Many significant problems in fracture mechanics of ductile metals involve surface breaking defects (cracks) located in structures that are subjected to short-duration loading caused by impact or blast. When the severity of impact loads is sufficient to produce large inelastic deformations, the assessment of crack-tip conditions must include the effects of plasticity, strain rate and inertia. This research examines the interaction of impact loading, inelastic material deformation and crack geometry with the goal of improving procedures for the engineering assessment of flaws located in critical structures. The work focuses on the bending-type test specimen employed to measure the inherent fracture toughness of a material. A thorough understanding of the test specimen behavior is a prerequisite to the application of measured material properties in structural applications.; Three-dimensional dynamic analyses are performed for three different specimen configurations (a/W = 0.5, 0.15, 0.0725) of single edge bend, SE(B), fracture specimens subjected to impact loading.
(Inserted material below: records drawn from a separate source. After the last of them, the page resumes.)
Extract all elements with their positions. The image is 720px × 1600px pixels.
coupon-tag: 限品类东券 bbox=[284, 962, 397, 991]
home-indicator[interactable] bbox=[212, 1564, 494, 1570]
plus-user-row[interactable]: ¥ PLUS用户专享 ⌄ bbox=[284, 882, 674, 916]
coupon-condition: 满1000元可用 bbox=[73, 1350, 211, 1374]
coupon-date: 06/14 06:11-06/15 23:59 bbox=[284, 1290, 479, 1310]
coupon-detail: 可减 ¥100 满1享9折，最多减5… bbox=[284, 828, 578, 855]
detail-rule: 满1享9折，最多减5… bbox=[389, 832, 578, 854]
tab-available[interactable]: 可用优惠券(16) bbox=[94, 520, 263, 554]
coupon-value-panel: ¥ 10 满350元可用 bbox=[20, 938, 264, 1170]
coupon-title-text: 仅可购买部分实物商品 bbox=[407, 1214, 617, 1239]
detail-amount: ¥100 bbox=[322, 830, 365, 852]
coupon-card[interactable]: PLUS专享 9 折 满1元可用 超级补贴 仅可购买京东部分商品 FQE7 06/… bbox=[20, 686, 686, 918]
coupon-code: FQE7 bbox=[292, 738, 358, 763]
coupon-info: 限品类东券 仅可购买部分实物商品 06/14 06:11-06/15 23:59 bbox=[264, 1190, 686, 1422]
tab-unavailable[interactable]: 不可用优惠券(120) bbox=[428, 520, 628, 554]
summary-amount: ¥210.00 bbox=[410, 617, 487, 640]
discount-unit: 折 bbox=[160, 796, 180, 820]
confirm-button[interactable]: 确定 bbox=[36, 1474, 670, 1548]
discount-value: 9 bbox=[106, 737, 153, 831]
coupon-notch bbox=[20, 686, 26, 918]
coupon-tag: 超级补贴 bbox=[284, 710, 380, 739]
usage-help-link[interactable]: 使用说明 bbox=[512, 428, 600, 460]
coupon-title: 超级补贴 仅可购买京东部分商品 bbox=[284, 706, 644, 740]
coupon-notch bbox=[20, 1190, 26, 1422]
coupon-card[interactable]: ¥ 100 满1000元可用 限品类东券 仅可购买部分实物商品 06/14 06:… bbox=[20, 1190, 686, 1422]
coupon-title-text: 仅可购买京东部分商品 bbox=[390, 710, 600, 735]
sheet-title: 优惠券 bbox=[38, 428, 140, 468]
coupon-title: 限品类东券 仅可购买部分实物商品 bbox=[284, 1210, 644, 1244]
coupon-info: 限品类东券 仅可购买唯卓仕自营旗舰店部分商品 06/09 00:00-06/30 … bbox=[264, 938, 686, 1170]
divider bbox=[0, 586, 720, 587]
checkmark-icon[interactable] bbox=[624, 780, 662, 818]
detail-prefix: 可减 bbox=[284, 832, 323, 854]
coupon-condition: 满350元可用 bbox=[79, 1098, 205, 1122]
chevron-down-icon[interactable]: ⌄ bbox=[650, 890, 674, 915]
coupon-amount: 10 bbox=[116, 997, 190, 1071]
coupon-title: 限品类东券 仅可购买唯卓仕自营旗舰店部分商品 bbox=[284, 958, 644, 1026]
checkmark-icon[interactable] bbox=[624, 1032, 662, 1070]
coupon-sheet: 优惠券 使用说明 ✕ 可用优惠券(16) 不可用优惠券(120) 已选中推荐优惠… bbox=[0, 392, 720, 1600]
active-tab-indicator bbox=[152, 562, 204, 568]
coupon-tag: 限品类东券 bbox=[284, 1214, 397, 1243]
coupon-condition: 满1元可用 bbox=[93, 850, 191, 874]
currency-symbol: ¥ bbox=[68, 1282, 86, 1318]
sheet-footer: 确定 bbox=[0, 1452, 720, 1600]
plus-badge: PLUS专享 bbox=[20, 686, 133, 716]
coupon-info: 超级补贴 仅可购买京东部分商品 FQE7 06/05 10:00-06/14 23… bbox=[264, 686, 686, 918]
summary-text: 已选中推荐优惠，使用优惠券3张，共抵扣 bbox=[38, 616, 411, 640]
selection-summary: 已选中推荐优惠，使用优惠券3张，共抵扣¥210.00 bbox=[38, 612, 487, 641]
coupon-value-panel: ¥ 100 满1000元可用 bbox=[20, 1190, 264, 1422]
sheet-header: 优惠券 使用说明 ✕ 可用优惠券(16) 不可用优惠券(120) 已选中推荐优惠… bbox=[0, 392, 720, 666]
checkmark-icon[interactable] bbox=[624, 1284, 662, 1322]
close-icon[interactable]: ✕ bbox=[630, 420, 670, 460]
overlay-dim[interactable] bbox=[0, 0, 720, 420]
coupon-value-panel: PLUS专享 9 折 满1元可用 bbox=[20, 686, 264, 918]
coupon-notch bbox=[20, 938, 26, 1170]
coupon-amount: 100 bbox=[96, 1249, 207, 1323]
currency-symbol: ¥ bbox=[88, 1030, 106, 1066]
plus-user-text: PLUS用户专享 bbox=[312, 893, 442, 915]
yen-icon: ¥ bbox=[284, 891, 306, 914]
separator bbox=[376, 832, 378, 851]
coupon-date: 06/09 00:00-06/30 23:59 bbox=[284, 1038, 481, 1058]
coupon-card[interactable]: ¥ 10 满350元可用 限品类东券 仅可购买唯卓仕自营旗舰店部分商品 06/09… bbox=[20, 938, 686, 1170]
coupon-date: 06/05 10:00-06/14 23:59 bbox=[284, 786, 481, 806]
Loading rates obtained in routine drop tower tests (terminal load-line velocity of 100 in/sec) are applied in the analyses. The quarter-symmetric finite element models have 2000-3000, 8-node elements. Such models are refined sufficiently to provide detailed information about overall load-displacement response, Crack Tip Opening Displacement values and J-integral values. The mesh refinement provides only a coarse prediction of crack tip stress fields over distances of a few CTODs. Explicit time integration coupled with an efficient element integration scheme is used to compute the dynamic response of the specimen. Strain-rate sensitivity is introduced via a new, efficient implementation of the Bodner-Partom viscoplastic constitutive model. Material properties for A533B steel (a medium strength pressure vessel steel) are used in the analyses. Static analyses of the same SE(B) specimens provide baseline results from which inertial effects are assessed. Similarly, dynamic analyses using a strain-rate insensitive material provide a reference for the assessment of strain rate effects. Strains at key locations and the support reactions are extracted from the analyses to assess the accuracy of static formulas commonly used to estimate applied J values. Inertial effects on the applied J are quantified by examining the acceleration component of J.